Headline: “Apple is going to have a tough year.” (Tip o’ the antlers to @JonyIveParody.)
Five paragraphs in:
So even a “tough” year for Apple will be a great year that would be a record breaker for any other company, as measured by profits and revenue.
[Long, slow golf clap until the heat death of the universe.]
Over atSeeking Alpha, Michael Blair is just building himself a fort out of Apple doom cake and not eating any of it at all.
“Apple’s Q1 Looks Certain To Disappoint.”

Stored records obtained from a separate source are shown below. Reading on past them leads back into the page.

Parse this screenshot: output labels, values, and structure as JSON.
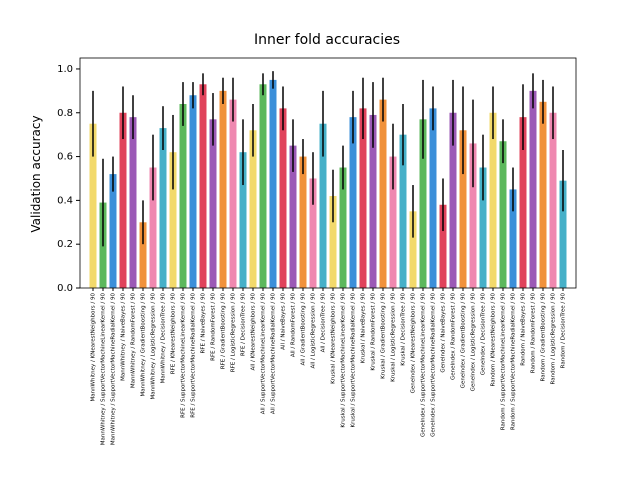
{
  "chart_data": {
    "type": "bar",
    "title": "Inner fold accuracies",
    "ylabel": "Validation accuracy",
    "categories": [
      "MannWhitney / KNearestNeighbors / 90",
      "MannWhitney / SupportVectorMachineLinearKernel / 90",
      "MannWhitney / SupportVectorMachineRadialKernel / 90",
      "MannWhitney / NaiveBayes / 90",
      "MannWhitney / RandomForest / 90",
      "MannWhitney / GradientBoosting / 90",
      "MannWhitney / LogisticRegression / 90",
      "MannWhitney / DecisionTree / 90",
      "RFE / KNearestNeighbors / 90",
      "RFE / SupportVectorMachineLinearKernel / 90",
      "RFE / SupportVectorMachineRadialKernel / 90",
      "RFE / NaiveBayes / 90",
      "RFE / RandomForest / 90",
      "RFE / GradientBoosting / 90",
      "RFE / LogisticRegression / 90",
      "RFE / DecisionTree / 90",
      "All / KNearestNeighbors / 90",
      "All / SupportVectorMachineLinearKernel / 90",
      "All / SupportVectorMachineRadialKernel / 90",
      "All / NaiveBayes / 90",
      "All / RandomForest / 90",
      "All / GradientBoosting / 90",
      "All / LogisticRegression / 90",
      "All / DecisionTree / 90",
      "Kruskal / KNearestNeighbors / 90",
      "Kruskal / SupportVectorMachineLinearKernel / 90",
      "Kruskal / SupportVectorMachineRadialKernel / 90",
      "Kruskal / NaiveBayes / 90",
      "Kruskal / RandomForest / 90",
      "Kruskal / GradientBoosting / 90",
      "Kruskal / LogisticRegression / 90",
      "Kruskal / DecisionTree / 90",
      "GeneIndex / KNearestNeighbors / 90",
      "GeneIndex / SupportVectorMachineLinearKernel / 90",
      "GeneIndex / SupportVectorMachineRadialKernel / 90",
      "GeneIndex / NaiveBayes / 90",
      "GeneIndex / RandomForest / 90",
      "GeneIndex / GradientBoosting / 90",
      "GeneIndex / LogisticRegression / 90",
      "GeneIndex / DecisionTree / 90",
      "Random / KNearestNeighbors / 90",
      "Random / SupportVectorMachineLinearKernel / 90",
      "Random / SupportVectorMachineRadialKernel / 90",
      "Random / NaiveBayes / 90",
      "Random / RandomForest / 90",
      "Random / GradientBoosting / 90",
      "Random / LogisticRegression / 90",
      "Random / DecisionTree / 90"
    ],
    "values": [
      0.75,
      0.39,
      0.52,
      0.8,
      0.78,
      0.3,
      0.55,
      0.73,
      0.62,
      0.84,
      0.88,
      0.93,
      0.77,
      0.9,
      0.86,
      0.62,
      0.72,
      0.93,
      0.95,
      0.82,
      0.65,
      0.6,
      0.5,
      0.75,
      0.42,
      0.55,
      0.78,
      0.82,
      0.79,
      0.86,
      0.6,
      0.7,
      0.35,
      0.77,
      0.82,
      0.38,
      0.8,
      0.72,
      0.66,
      0.55,
      0.8,
      0.67,
      0.45,
      0.78,
      0.9,
      0.85,
      0.8,
      0.49
    ],
    "errors": [
      0.15,
      0.2,
      0.08,
      0.12,
      0.1,
      0.1,
      0.15,
      0.1,
      0.17,
      0.1,
      0.06,
      0.05,
      0.12,
      0.06,
      0.1,
      0.15,
      0.12,
      0.05,
      0.04,
      0.1,
      0.12,
      0.08,
      0.12,
      0.15,
      0.12,
      0.1,
      0.12,
      0.14,
      0.15,
      0.1,
      0.15,
      0.14,
      0.12,
      0.18,
      0.1,
      0.12,
      0.15,
      0.2,
      0.2,
      0.15,
      0.12,
      0.1,
      0.1,
      0.15,
      0.08,
      0.1,
      0.12,
      0.14
    ],
    "palette": [
      "#f2d96b",
      "#5cb85c",
      "#3b8fd9",
      "#e0435b",
      "#9b59b6",
      "#f0913a",
      "#ef88b0",
      "#46b0c8"
    ],
    "ylim": [
      0,
      1.05
    ],
    "yticks": [
      {
        "value": 0,
        "label": "0.0"
      },
      0.2,
      0.4,
      0.6,
      0.8,
      {
        "value": 1,
        "label": "1.0"
      }
    ]
  }
}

Some go so far to say that the platform war is over and that Google and its Android OS platform have won.
That seems likely.
Some say Tim Cook murdered a man in Reno just to watch him die. Some say aliens walk among us. Some say they write at Seeking Alpha in an attempt to flood our brains with enough mind-baffling regurgitation of 2012’s talking points that we will devote so much of our brain power trying to comprehend it that we will fail to notice they have already seized power.
Some say that.
The Macalope doesn’t know how Apple will do next quarter. No one really does. Heading into yet another year that presents itself like a clown car of Apple analysis (how does it all fit in there?!), three things are certain: 1) Apple continues to face challenges, 2) it, more than any other company, has the resources to combat those challenges, and 3) none of this means anything to the cult of Apple doom. Apple doom cannot fail, it can only be failed.